Este del 2026 no le voy a recordar como el verano de mi vida, ha habido días de mucha oscuridad en la que estoy aprendiendo a como moverme en ella y no dejar que ésta ocupe todo mi espacio y mente. Cierto es que con el paso de los días me voy encontrando mejor o cogiendo algo más de aire en los pulmones pero siento que en mi cuerpo se ha depositado una tristeza. Una tristeza que nunca había sentido que a ratos me provoca dolor físico pero por desgracia creo que será una triste compañera de vida, con la que estoy gestionando vivir sin que me quite la vida.
Ha sido un verano en el que me he ilusionado con las cosas aparentemente más pequeñas e insignificantes y en donde no me he obligado a hacer nada que no me saliera del alma y, eso incluye quedar con gente o hacer cosas no que realmente me apetecieran. Hace unos días en el trabajo hablaba con una mujer sobre la importancia de decir NO y como me había costado muchos años, pero, que he conseguido decir NO quitándome el sentimiento de culpabilidad que se me pegaba como las tormentas de verano a la piel.
Un verano de colocar, recocolocar cosas emocionales y físicas...
Un verano de disfrutar de leer sin agobios, con calma y sin prisas...
Un verano donde seguir reafirmando el arte de no hacer nada, y cuando os digo nada, es nada de nada...

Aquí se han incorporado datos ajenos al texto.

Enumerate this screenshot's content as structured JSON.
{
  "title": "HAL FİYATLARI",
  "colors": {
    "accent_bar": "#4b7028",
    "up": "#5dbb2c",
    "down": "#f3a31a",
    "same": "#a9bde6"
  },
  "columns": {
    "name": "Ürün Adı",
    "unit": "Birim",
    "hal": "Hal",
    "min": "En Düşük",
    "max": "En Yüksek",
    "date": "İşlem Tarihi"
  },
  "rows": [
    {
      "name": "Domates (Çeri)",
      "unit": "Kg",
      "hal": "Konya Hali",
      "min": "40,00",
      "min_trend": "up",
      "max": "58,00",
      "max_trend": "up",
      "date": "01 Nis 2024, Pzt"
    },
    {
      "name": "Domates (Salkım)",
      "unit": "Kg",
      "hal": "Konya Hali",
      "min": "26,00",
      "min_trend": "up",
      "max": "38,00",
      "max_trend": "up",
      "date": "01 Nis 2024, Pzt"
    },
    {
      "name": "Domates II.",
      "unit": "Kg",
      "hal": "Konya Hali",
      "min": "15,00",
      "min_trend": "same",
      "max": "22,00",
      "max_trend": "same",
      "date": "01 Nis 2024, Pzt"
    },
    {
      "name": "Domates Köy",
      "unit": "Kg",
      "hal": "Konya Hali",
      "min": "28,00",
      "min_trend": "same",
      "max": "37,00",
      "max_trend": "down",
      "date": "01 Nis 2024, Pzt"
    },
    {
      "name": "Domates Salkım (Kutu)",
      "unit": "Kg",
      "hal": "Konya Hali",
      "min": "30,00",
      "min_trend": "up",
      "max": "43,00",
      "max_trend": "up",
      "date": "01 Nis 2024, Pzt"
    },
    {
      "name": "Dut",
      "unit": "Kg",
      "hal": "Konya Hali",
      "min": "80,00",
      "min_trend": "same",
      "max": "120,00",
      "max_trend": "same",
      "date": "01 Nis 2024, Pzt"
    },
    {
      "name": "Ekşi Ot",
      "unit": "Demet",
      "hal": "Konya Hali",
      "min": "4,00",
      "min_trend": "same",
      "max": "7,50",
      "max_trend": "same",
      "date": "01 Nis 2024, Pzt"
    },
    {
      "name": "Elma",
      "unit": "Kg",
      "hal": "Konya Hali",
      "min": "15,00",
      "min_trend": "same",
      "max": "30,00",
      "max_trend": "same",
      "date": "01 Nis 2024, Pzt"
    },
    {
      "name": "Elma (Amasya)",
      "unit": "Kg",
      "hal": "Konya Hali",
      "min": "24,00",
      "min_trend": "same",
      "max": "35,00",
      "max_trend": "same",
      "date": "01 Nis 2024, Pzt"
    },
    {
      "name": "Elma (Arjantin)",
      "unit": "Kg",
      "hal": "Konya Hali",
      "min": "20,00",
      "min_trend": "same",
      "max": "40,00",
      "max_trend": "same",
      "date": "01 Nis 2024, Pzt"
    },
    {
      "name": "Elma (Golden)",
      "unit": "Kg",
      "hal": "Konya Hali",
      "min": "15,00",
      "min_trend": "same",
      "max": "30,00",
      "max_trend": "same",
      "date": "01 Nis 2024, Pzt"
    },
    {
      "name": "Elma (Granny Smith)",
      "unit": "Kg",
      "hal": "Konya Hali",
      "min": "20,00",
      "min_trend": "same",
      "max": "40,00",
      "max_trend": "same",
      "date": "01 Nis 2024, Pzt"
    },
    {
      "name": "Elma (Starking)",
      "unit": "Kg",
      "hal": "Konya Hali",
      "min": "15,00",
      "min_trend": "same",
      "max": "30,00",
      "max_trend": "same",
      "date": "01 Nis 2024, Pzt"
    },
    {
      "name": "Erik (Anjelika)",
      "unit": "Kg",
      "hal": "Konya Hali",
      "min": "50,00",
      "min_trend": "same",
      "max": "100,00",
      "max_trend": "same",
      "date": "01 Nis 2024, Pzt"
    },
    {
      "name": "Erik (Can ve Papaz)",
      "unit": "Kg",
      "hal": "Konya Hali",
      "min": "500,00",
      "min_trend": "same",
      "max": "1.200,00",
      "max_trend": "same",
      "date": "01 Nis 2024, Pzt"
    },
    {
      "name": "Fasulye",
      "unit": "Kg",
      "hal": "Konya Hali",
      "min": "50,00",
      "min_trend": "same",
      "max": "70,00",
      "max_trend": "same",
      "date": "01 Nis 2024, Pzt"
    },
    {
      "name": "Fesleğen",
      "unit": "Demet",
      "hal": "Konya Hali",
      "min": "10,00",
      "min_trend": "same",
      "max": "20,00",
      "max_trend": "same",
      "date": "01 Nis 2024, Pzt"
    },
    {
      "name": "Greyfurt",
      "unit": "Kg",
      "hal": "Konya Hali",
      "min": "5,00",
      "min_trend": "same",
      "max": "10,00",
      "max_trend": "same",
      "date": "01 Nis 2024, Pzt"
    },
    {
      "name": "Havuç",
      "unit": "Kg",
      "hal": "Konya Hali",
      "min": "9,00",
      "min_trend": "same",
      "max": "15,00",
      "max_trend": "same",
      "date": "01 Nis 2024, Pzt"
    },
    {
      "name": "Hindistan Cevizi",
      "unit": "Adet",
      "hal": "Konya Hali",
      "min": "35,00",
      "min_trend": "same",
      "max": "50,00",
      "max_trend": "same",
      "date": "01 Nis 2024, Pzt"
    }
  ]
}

Un verano donde no poner la tele y tener como compañera a La Cadena Ser en todas sus franjas horarias...
Un verano donde no poner la alarma y disfrutar del goce de levantarte a la hora que te dicta tu cuerpo, sin obligaciones ni culpas absurdas...
Un verano donde parar a pensar en que punto de mi vida estoy, que quiero, que no, a quiénes quiero en mi vida o por el contrario con quiénes no me apetece estar...
Pero también en donde como pone el título del post de hoy, ha habido muchas películas, algunas en salas de cine u otras desde el sofá de casa, tumbada en mi lado y con mi marido como fiel compañero de muchas pasiones que compartirmos, como el cine.
Entre las vistas en el cine, super héroes, super producción, españolas, documentales o animación, de esas que te recuerda que fuiste un niño o una niña y que hay personajes que te van a acompañar de por vida.

Como podéis ver un catálogo amplio para todos los colores, olores y gustos. Un catálogo que en mayor o menor medida me ha gustado y que en algunas de ellas me han enseñado y mostrado realidades duras pero que considero necesarias de mostrar porque lo que no se nombra no existe y la violencia vicaria existe y le cuesta la vida a muchos niños en España y en este mundo cada vez más enfermito que le estamos dejando a los y las más peques.